Three factors determine the intensity of S1: (1) the distance separating the leaflets of the open valves at the onset of ventricular contraction; (2) the mobility of the leaflets (normal, or rigid because of stenosis); and (3) the rate of rise of ventricular pressure ( Table 2.1).

Table 2.1.Causes of Altered Intensity of First Heart Sound (S1)

Accentuated S1

  1. Shortened PR interval
  2. Mild mitral stenosis
  3. High cardiac output states or tachycardia (e.g., exercise or anemia)
Diminished S1

  1.  Lengthened PR interval: first-degree AV nodal block
  2.  Mitral regurgitation
  3.  Severe mitral stenosis
  4.  “Stiff” left ventricle (e.g., systemic hypertension)

The distance between the open valve leaflets at the onset of ventricular contraction relates to the electrocardiographic PR interval (see Chapter 4), the period between the onset of atrial and ventricular activation. Atrial contraction at the end of diastole forces the tricuspid and mitral valve leaflets apart. As they start to drift back together, ventricular contraction forces them shut, from whatever position they are at, as soon as the ventricular pressure exceeds that in the atrium. An accentuated S1 results when the PR interval is shorter than normal because the valve leaflets do not have sufficient time to drift back together and are therefore forced shut from a relatively wide distance.

Similarly, in mild mitral stenosis (see Chapter 8), a prolonged diastolic pressure gradient exists between the left atrium and ventricle, which keeps the mobile portions of the mitral leaflets farther apart than normal during diastole.

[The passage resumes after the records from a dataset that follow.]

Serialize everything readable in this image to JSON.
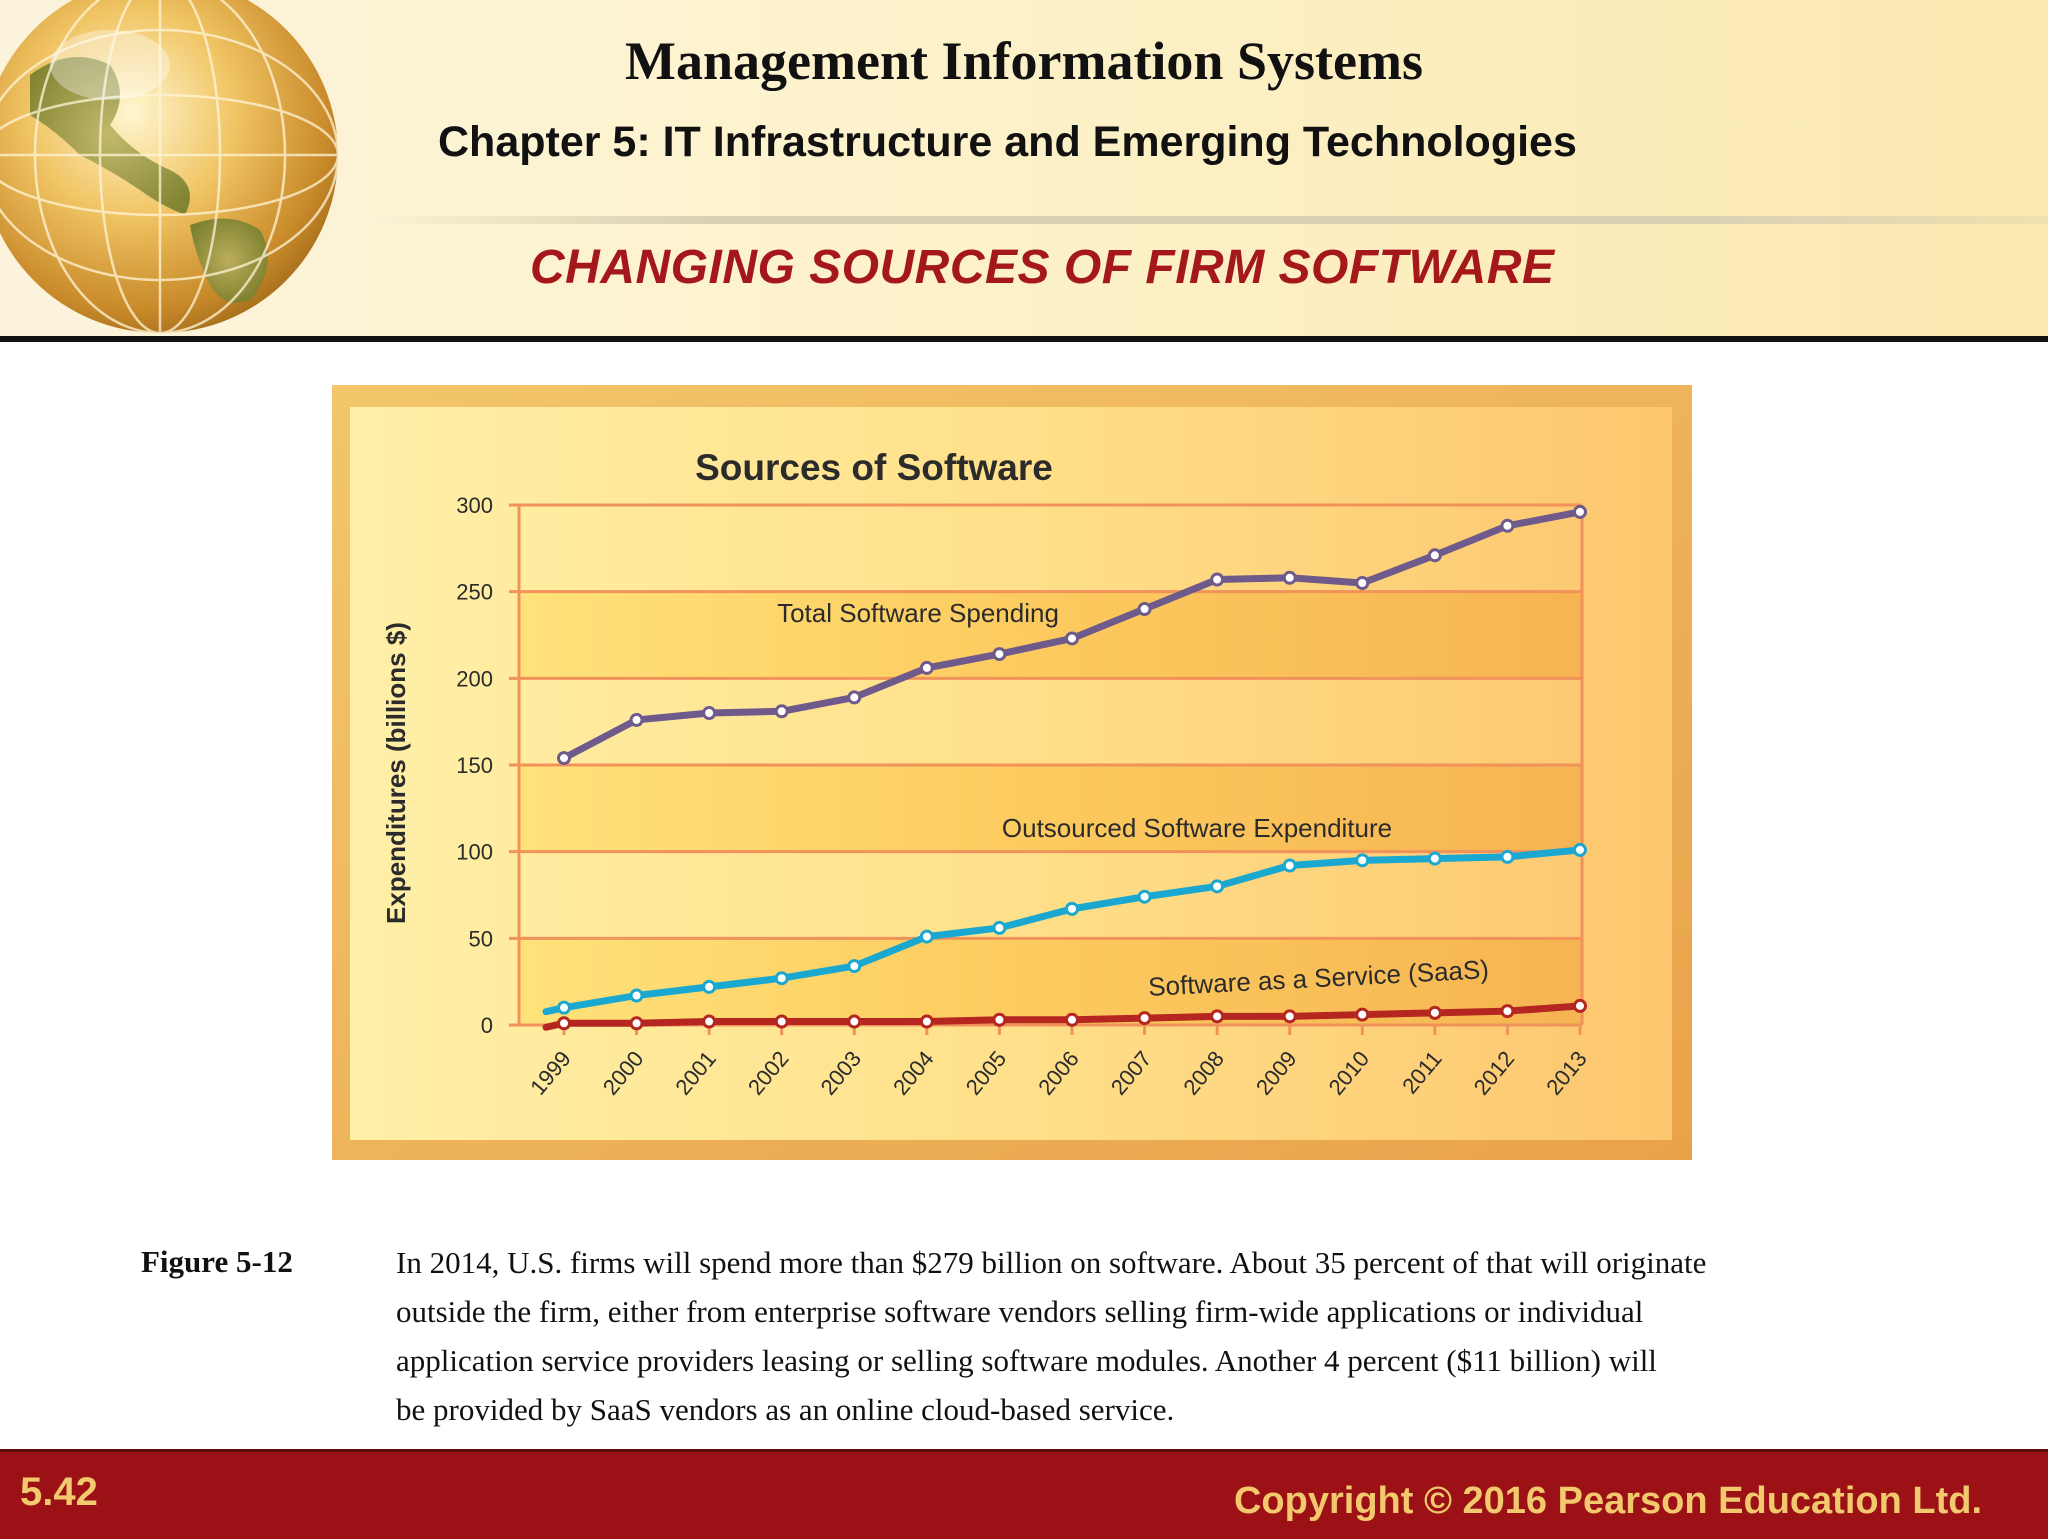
{
  "header": {
    "title": "Management Information Systems",
    "chapter": "Chapter 5: IT Infrastructure and Emerging Technologies",
    "section": "CHANGING SOURCES OF FIRM SOFTWARE"
  },
  "chart_data": {
    "type": "line",
    "title": "Sources of Software",
    "ylabel": "Expenditures (billions $)",
    "xlabel": "",
    "ylim": [
      0,
      300
    ],
    "yticks": [
      0,
      50,
      100,
      150,
      200,
      250,
      300
    ],
    "categories": [
      "1999",
      "2000",
      "2001",
      "2002",
      "2003",
      "2004",
      "2005",
      "2006",
      "2007",
      "2008",
      "2009",
      "2010",
      "2011",
      "2012",
      "2013"
    ],
    "grid": true,
    "series": [
      {
        "name": "Total Software Spending",
        "color": "#6e5b8c",
        "values": [
          154,
          176,
          180,
          181,
          189,
          206,
          214,
          223,
          240,
          257,
          258,
          255,
          271,
          288,
          296
        ]
      },
      {
        "name": "Outsourced Software Expenditure",
        "color": "#1aa8d1",
        "values": [
          10,
          17,
          22,
          27,
          34,
          51,
          56,
          67,
          74,
          80,
          92,
          95,
          96,
          97,
          101
        ]
      },
      {
        "name": "Software as a Service (SaaS)",
        "color": "#b52620",
        "values": [
          1,
          1,
          2,
          2,
          2,
          2,
          3,
          3,
          4,
          5,
          5,
          6,
          7,
          8,
          11
        ]
      }
    ]
  },
  "caption": {
    "label": "Figure 5-12",
    "lines": [
      "In 2014, U.S. firms will spend more than $279 billion on software. About 35 percent of that will originate",
      "outside the firm, either from enterprise software vendors selling firm-wide applications or individual",
      "application service providers leasing or selling software modules. Another 4 percent ($11 billion) will",
      "be provided by SaaS vendors as an online cloud-based service."
    ]
  },
  "footer": {
    "slide_number": "5.42",
    "copyright": "Copyright © 2016 Pearson Education Ltd."
  }
}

Because the leaflets are relatively wide apart at the onset of systole, they are forced shut loudly when the left ventricle contracts.

S1 may also be accentuated when the heart rate is more rapid than normal (i.e., tachycardia) because diastole is shortened and the leaflets have insufficient time to drift back together before the ventricles contract.

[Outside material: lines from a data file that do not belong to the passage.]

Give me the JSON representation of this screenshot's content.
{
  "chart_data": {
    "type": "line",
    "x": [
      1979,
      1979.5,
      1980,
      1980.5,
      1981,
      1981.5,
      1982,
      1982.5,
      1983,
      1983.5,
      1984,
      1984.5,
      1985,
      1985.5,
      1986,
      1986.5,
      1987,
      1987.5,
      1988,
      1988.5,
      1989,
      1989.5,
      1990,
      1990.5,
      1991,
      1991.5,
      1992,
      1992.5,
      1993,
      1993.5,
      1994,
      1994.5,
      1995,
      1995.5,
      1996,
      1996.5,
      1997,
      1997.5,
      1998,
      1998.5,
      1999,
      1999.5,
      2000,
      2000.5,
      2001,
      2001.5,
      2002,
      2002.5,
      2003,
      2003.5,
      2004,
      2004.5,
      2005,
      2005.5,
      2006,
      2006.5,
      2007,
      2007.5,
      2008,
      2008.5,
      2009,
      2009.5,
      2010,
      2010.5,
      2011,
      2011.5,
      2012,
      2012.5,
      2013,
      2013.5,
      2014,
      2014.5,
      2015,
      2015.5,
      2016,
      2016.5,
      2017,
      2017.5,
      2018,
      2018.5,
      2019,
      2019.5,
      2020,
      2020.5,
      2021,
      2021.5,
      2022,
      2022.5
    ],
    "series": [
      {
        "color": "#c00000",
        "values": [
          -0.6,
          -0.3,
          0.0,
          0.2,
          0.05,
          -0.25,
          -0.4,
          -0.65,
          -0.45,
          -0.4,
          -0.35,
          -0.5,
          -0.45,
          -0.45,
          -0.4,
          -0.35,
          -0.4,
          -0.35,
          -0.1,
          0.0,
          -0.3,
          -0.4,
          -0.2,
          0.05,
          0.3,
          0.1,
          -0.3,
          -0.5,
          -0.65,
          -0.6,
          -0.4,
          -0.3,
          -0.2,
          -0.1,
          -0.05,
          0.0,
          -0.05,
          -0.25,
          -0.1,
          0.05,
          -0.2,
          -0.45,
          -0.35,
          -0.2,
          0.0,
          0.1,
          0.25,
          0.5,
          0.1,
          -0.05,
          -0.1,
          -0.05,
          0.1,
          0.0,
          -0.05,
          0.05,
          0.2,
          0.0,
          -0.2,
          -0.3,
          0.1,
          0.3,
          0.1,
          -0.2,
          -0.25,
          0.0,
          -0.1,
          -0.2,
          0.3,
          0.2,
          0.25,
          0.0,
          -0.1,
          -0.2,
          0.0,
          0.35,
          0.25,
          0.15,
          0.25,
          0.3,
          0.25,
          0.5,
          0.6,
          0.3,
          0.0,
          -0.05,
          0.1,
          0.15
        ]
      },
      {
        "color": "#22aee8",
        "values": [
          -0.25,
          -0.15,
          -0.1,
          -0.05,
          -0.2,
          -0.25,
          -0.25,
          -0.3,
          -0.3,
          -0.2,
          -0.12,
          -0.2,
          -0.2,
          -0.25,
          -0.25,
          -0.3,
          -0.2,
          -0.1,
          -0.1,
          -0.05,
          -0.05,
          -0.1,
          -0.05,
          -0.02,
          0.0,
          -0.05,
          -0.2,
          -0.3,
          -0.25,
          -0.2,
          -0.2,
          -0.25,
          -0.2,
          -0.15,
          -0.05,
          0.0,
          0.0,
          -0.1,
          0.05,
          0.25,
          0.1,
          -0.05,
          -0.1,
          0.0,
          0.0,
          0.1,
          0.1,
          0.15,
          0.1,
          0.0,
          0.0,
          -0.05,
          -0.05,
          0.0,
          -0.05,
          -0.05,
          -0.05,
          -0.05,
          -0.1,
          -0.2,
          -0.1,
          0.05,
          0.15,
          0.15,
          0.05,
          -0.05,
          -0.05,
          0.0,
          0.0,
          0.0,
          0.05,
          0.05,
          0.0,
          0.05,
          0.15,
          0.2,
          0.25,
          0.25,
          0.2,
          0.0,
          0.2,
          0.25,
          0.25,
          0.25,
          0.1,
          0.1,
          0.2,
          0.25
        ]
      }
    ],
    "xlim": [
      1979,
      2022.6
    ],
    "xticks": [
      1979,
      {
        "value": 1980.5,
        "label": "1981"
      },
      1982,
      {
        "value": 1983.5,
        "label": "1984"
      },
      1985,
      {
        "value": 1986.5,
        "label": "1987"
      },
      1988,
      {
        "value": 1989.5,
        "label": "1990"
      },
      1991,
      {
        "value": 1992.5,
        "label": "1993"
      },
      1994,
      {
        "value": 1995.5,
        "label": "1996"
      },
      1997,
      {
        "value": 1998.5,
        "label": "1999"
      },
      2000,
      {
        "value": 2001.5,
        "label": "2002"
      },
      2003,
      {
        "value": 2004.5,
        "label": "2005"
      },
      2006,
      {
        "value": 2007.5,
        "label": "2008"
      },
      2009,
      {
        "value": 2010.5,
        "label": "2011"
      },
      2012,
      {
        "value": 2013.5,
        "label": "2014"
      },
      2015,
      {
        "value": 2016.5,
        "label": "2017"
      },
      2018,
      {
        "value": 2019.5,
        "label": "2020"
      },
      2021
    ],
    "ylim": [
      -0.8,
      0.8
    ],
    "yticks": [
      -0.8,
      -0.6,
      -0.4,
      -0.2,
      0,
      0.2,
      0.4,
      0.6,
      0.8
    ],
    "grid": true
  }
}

Conditions that reduce the intensity of S1 are also listed in Table 2.1. In first-degree atrioventricular (AV) block (see Chapter 12), a diminished S1 results from an abnormally prolonged PR interval, which delays the onset of ventricular contraction. Consequently, following atrial contraction, the mitral and tricuspid valves have additional time to float back together so that the leaflets are forced closed from only a small distance apart and the sound is softened.

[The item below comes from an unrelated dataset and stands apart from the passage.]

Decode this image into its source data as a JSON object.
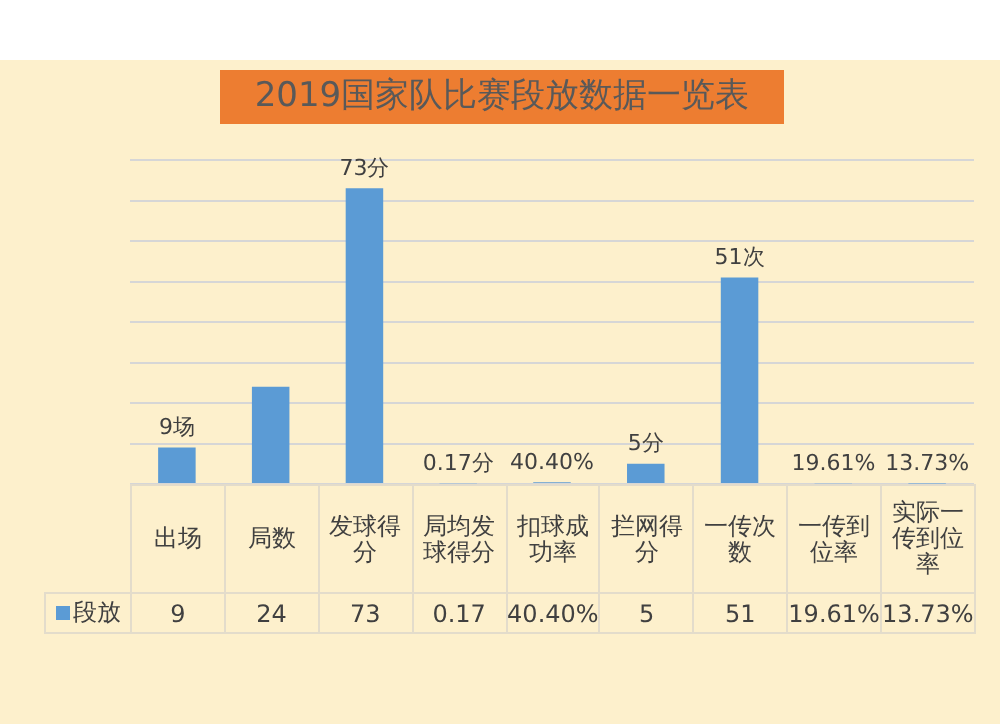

In patients with mitral regurgitation (see Chapter 8), S1 is often diminished in intensity because the mitral leaflets may not come into full contact with one another as they close. In severe mitral stenosis, the leaflets are nearly fixed in position throughout the cardiac cycle, and that reduced movement lessens the intensity of S1.

In patients with a “stiffened” left ventricle (e.g., a hypertrophied chamber), atrial contraction results in a higher-than-normal pressure at the end of diastole. This greater pressure causes the mitral leaflets to drift together more rapidly, so that they are forced closed from a smaller-than-normal distance when ventricular contraction begins, thus reducing the intensity of S1.